If you've been following along, you know that for Winter Term I went to Nicaragua and that I then interned at my local science museum. For this summer, I decided to go back there and actually work. I'm doing a combination of demonstrations and choreographing for one of the summer camps that they hold in musical theatre. That doesn't start until July, so right now I'm just doing the demonstrations.
Back in January, I was just pushed onstage without much instruction. Now, we're taking a slower approach to the whole thing. I've watched several shows, read the script for one, watched DVDs of two more, and worked very slowly into doing shows.

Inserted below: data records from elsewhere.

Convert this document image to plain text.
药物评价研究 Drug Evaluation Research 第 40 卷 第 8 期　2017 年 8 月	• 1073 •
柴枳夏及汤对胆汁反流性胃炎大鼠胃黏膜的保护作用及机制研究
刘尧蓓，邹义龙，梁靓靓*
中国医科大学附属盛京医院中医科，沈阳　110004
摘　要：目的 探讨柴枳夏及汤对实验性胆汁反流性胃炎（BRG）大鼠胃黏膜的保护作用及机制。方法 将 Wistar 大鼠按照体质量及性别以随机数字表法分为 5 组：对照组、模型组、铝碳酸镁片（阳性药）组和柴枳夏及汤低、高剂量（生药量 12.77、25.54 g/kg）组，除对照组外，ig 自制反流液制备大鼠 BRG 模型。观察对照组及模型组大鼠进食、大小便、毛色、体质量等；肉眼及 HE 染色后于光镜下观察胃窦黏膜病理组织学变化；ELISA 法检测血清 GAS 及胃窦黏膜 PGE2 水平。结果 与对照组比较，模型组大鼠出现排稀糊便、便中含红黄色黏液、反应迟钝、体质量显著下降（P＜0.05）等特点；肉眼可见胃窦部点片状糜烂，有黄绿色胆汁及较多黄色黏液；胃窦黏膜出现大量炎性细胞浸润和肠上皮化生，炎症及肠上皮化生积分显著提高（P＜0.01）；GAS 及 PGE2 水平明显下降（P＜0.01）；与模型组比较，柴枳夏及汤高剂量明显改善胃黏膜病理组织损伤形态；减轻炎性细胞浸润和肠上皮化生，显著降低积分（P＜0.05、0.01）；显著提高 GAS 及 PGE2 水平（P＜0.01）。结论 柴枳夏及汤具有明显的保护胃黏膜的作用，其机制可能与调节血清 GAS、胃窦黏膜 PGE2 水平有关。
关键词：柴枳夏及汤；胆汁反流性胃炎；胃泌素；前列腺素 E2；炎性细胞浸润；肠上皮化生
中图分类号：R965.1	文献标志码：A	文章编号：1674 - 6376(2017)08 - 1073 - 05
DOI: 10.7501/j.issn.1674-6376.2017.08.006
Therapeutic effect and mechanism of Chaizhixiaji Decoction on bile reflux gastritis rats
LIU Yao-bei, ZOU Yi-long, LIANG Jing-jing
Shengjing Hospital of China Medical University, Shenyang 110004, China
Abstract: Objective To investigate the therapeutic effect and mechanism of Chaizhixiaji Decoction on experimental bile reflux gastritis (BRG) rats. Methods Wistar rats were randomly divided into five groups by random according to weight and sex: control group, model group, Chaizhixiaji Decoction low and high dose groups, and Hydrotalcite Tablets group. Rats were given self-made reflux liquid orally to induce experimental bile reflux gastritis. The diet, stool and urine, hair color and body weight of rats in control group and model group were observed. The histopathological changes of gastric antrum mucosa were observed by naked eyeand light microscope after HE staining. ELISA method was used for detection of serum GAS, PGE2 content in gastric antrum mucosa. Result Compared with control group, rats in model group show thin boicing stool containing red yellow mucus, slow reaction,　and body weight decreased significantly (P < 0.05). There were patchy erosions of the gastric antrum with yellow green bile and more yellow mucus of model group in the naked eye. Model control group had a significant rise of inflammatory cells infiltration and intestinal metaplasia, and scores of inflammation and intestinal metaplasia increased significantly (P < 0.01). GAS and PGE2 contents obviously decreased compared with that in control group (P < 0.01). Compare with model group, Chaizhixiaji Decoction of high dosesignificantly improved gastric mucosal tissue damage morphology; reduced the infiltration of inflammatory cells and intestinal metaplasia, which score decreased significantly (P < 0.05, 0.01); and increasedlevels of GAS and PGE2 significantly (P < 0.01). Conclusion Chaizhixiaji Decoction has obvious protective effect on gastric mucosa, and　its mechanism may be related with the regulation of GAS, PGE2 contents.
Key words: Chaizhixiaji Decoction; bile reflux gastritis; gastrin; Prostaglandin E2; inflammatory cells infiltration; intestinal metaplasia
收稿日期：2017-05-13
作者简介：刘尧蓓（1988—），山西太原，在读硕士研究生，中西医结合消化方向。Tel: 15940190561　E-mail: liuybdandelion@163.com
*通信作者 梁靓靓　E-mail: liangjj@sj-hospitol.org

Then the summer camp started up, and I stopped doing shows in lieu of the polka. There's a break between the first summer camp of nine-to-eleven-year-olds and the second camp of twelve-to-fifteen-year-olds, though, so now I'm back doing shows.
I've gotten better at it. Back in January, I wasn't really sure what I was doing, and I didn't really have to talk. Now I do have to talk, and I'm better at pretending that I know what I'm doing.
Right now, my repertoire mainly consists of two shows: Energy and Electricity. I've really only had formal training on Energy, and I'm a lot better at that one. I could launch into a description of the whole spiel for your reading pleasure, but I'm not sure how exciting that would be. I'll tell you, though, that the show itself is quite exciting, mainly because two thirds of it are explosions.
Electricity is fairly exciting, too, because a lot of it involves the Tesla coil. I, however, have never attempted to use the Tesla coil myself. Instead, I stand by ready to grab fluorescent tubes when the volunteers from the audience look like they're about to drop them.
And I make bad jokes. It took me a while to learn the jokes, but now I've got several of them down. I haven't quite mastered the art of throwing in random jokes, mainly because I'm not good at coming up with things off the top of my head. The somewhat scripted jokes, though, I have down. Here's my favorite:
I walk a volunteer through wiring up a simple circuit, pointing out the filament inside the light bulb and the "sproingy things" on the battery. Then I confess that they're actually not called sproingy things, but they're called terminals. Except that that sounds so final. Sometimes the audience gets it. Usually, though, I just say, "Let's move on." And then we do.
My boss has said that we'll be adding a new show to the repertoire, so possibly that will show up later this week. I'll let you know.